The Australian dollar was down more than 1 percent at $0.9185, below the key technical support level of the 200-day moving average at $0.9200.

Fed next

Oil prices fell to a three-month trough of $118 per barrel, while metals and other commodity prices also continued to drop as concerns of slowing global demand sparked waves of profit-taking.

Weak oil and metals prices were another factor behind the decline in the Australian dollar, a currency which is often closely correlated with the price of commodities and raw materials which Australia exports.

After keeping key interest rates at 7.25 percent, the RBA opened the door for the first cut in seven years by saying tighter credit conditions and slowing demand should cool inflationary pressures.
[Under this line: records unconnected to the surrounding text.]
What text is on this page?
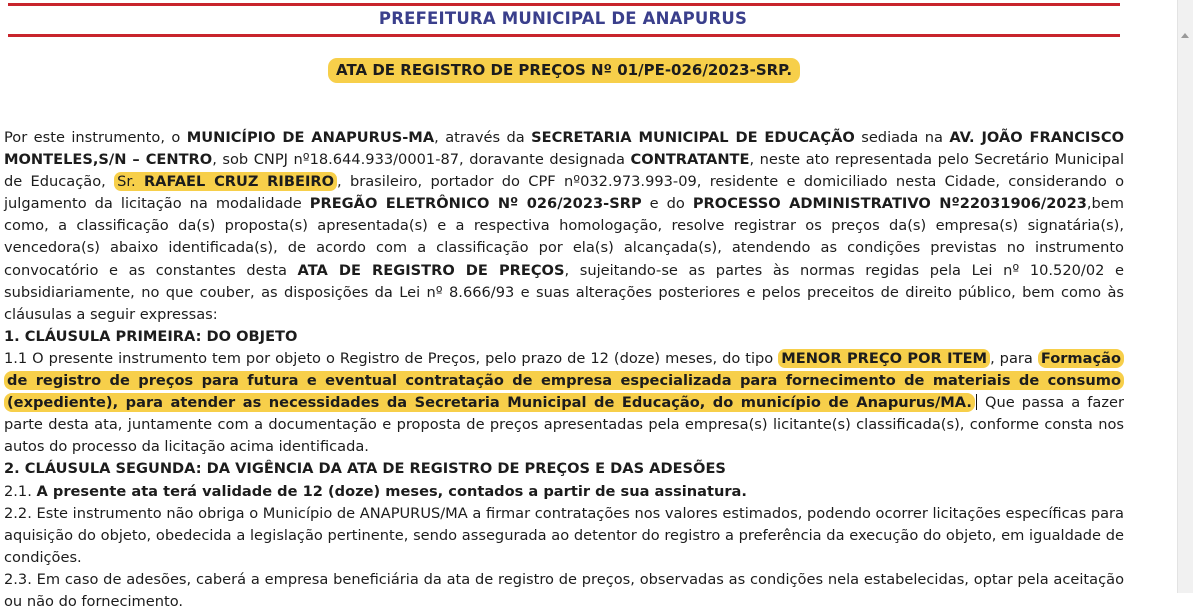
PREFEITURA MUNICIPAL DE ANAPURUS
ATA DE REGISTRO DE PREÇOS Nº 01/PE-026/2023-SRP.
Por este instrumento, o MUNICÍPIO DE ANAPURUS-MA, através da SECRETARIA MUNICIPAL DE EDUCAÇÃO sediada na AV. JOÃO FRANCISCO MONTELES,S/N – CENTRO, sob CNPJ nº18.644.933/0001-87, doravante designada CONTRATANTE, neste ato representada pelo Secretário Municipal de Educação, Sr. RAFAEL CRUZ RIBEIRO , brasileiro, portador do CPF nº032.973.993-09, residente e domiciliado nesta Cidade, considerando o julgamento da licitação na modalidade PREGÃO ELETRÔNICO Nº 026/2023-SRP e do PROCESSO ADMINISTRATIVO Nº22031906/2023,bem como, a classificação da(s) proposta(s) apresentada(s) e a respectiva homologação, resolve registrar os preços da(s) empresa(s) signatária(s), vencedora(s) abaixo identificada(s), de acordo com a classificação por ela(s) alcançada(s), atendendo as condições previstas no instrumento convocatório e as constantes desta ATA DE REGISTRO DE PREÇOS, sujeitando-se as partes às normas regidas pela Lei nº 10.520/02 e subsidiariamente, no que couber, as disposições da Lei nº 8.666/93 e suas alterações posteriores e pelos preceitos de direito público, bem como às cláusulas a seguir expressas:
1. CLÁUSULA PRIMEIRA: DO OBJETO
1.1 O presente instrumento tem por objeto o Registro de Preços, pelo prazo de 12 (doze) meses, do tipo MENOR PREÇO POR ITEM , para Formação de registro de preços para futura e eventual contratação de empresa especializada para fornecimento de materiais de consumo (expediente), para atender as necessidades da Secretaria Municipal de Educação, do município de Anapurus/MA. Que passa a fazer parte desta ata, juntamente com a documentação e proposta de preços apresentadas pela empresa(s) licitante(s) classificada(s), conforme consta nos autos do processo da licitação acima identificada.
2. CLÁUSULA SEGUNDA: DA VIGÊNCIA DA ATA DE REGISTRO DE PREÇOS E DAS ADESÕES
2.1. A presente ata terá validade de 12 (doze) meses, contados a partir de sua assinatura.
2.2. Este instrumento não obriga o Município de ANAPURUS/MA a firmar contratações nos valores estimados, podendo ocorrer licitações específicas para aquisição do objeto, obedecida a legislação pertinente, sendo assegurada ao detentor do registro a preferência da execução do objeto, em igualdade de condições.
2.3. Em caso de adesões, caberá a empresa beneficiária da ata de registro de preços, observadas as condições nela estabelecidas, optar pela aceitação ou não do fornecimento.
Investors sold the Aussie against a host of currencies, particularly the low-yielding Japanese yen, which also benefited from buying against the euro and sterling.

The euro fell almost 1 percent against the yen to 167.10 yen, helping to drag the U.S. dollar down a third of a percent against the Japanese currency to 107.80 yen.

Another batch of soft economic data from the euro zone, this time in the shape of June retail sales, helped to keep the selling pressure on the euro. (See)

"All in all, the data flow continues to point to an ongoing and abrupt deterioration of the growth outlook across the euro area," said Lehman Brothers economists, predicting a technical recession in the second and third quarters of this year.

The RBA's rate decision began a week of major central bank rate decisions. The U.S. Fed announces its decision around 1815 GMT Tuesday before the European Central Bank and Bank of England on Thursday.

The Fed is widely expected to keep key rates at 2.0 percent, although the futures market is pricing in a near one-in-five chance of a quarter percentage point rise.

If Federal Open Market Committee voting members Charles Plosser and possibly Gary Stern join Richard Fisher in calling for a rate increase, the dollar could get an additional boost.

"We see at least one FOMC member likely to vote for a hike in light of the increasing inflationary pressures, though there is the potential for three dissenters to emerge," said RBC Capital Markets strategists.